What went well – An increase in levels of case management of referrals to Respond services, leading to improved communication between carers and professionals. Improved relationships with commissioners and/or improved ability to help referrers to make a strong case to commissioners for the lead to refer to Respond.
What didn’t go so well – Changes in commissioning has meant that it has been hard to develop significant relations with many commissioners. The lack of funds available has meant that only the most ‘challenging’ service users are referred. This means extra work is needed in terms of case management and networking. Extra resources are therefore needed to pay for this that means fees need to increase, thereby making the intervention appear to be more expensive.
Engaging with Commissioners
As mentioned above engaging with commissioners was a main objective of the project. This has been partially achieved but proposed changes in commissioning has meant that it has been complicated to engage with them fully. Local commissioning forums have been approached but are often unwilling to hear from a small national provider. To that end we approached the Department of Health to discuss our concerns about small national providers, along with the Clinic for Boundary Studies. We met with Bob Ricketts, Director of Provider Transition, and had an interesting discussion about the needs of small organisations, like Respond, and how difficult it is to reach local commissioners and thereby be heard locally. We agreed that there should be something the Department could do and it was left for Mr Ricketts to see what he could do.
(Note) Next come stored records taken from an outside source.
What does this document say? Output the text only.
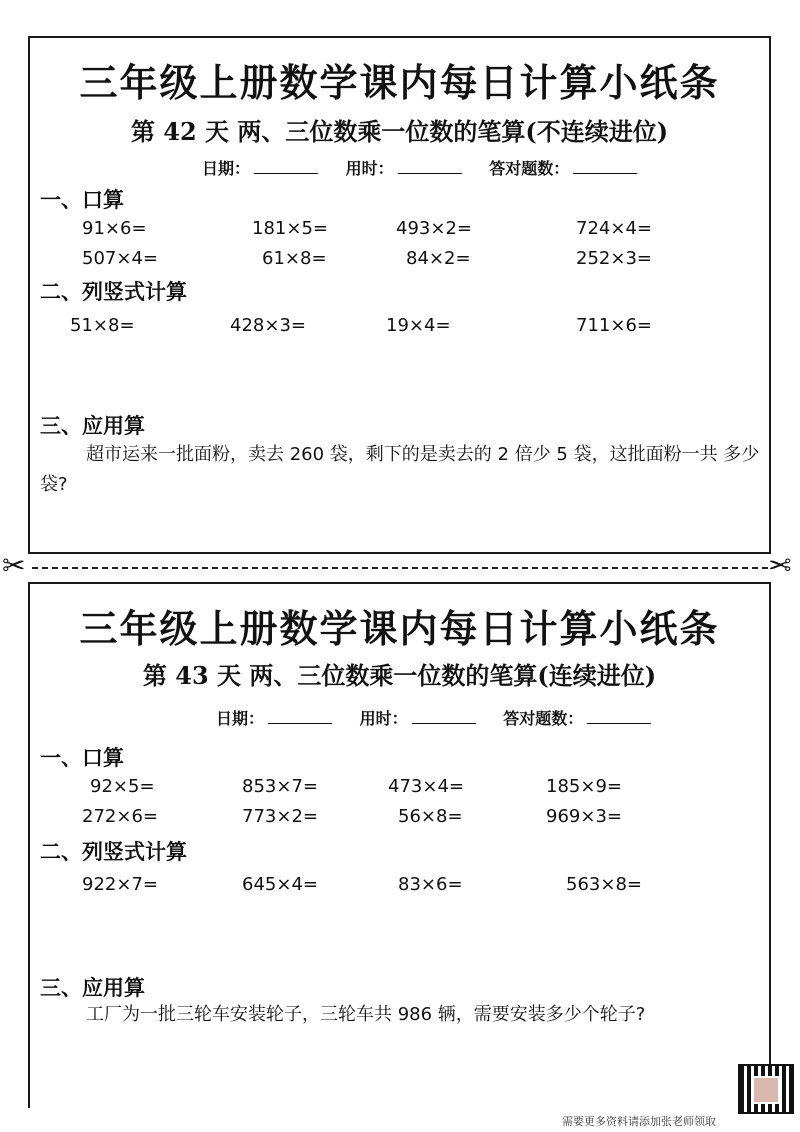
三年级上册数学课内每日计算小纸条
第 42 天 两、三位数乘一位数的笔算(不连续进位)
日期：	用时：	答对题数：
一、口算
91×6=	181×5=	493×2=	724×4=
507×4=	61×8=	84×2=	252×3=
二、列竖式计算
51×8=	428×3=	19×4=	711×6=
三、应用算
超市运来一批面粉，卖去 260 袋，剩下的是卖去的 2 倍少 5 袋，这批面粉一共 多少袋?
✂	✂
三年级上册数学课内每日计算小纸条
第 43 天 两、三位数乘一位数的笔算(连续进位)
日期：	用时：	答对题数：
一、口算
92×5=	853×7=	473×4=	185×9=
272×6=	773×2=	56×8=	969×3=
二、列竖式计算
922×7=	645×4=	83×6=	563×8=
三、应用算
工厂为一批三轮车安装轮子，三轮车共 986 辆，需要安装多少个轮子?
需要更多资料请添加张老师领取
We have shared our learning with other voluntary sector organisations such as Voice UK and the Anne Craft Trust. We have also attended the London LD Health Network meetings to talk about the project and the needs of people with learning disabilities who have been abused. This group is made up of commissioners and other professionals from across London who work in learning disabilities.
Respond has a good track-record of providing accessible services for people with learning disabilities that attempt to reduce health inequalities and improve access to psychological treatments. We believe that good mental health is essential for all, especially those with learning disabilities. This project has become a cornerstone in Respond’s drive to help those at most need in our communities and to thereby help people with learning disabilities to achieve all they possible can with impunity.
We have learned that accessing commissioners for small national providers is complex especially when service level agreements are not necessary. We have had more success in working with potential referrers in social services and in health who are needing to secure funding from commissioners in order to refer someone to Respond. We have also sadly had to make use of the tragedy that happened at Winterbourne View in order to influence commissioners to commission services for victims of abuse. Risks we have identified are really to do with the changing field of commissioners from PCT’s to GP’s. We are unsure of the way things are going to develop but remain optimistic about being heard and getting our key messages across to them too. We feel that very significant progress has been made towards the aims of the project. Commissioners are much more aware of Respond’s services and the positive outcomes achievable for service users, their carers and the professionals supporting them. Referrals have increased and Respond’s services have developed in order to address new demands for consultation and supervision.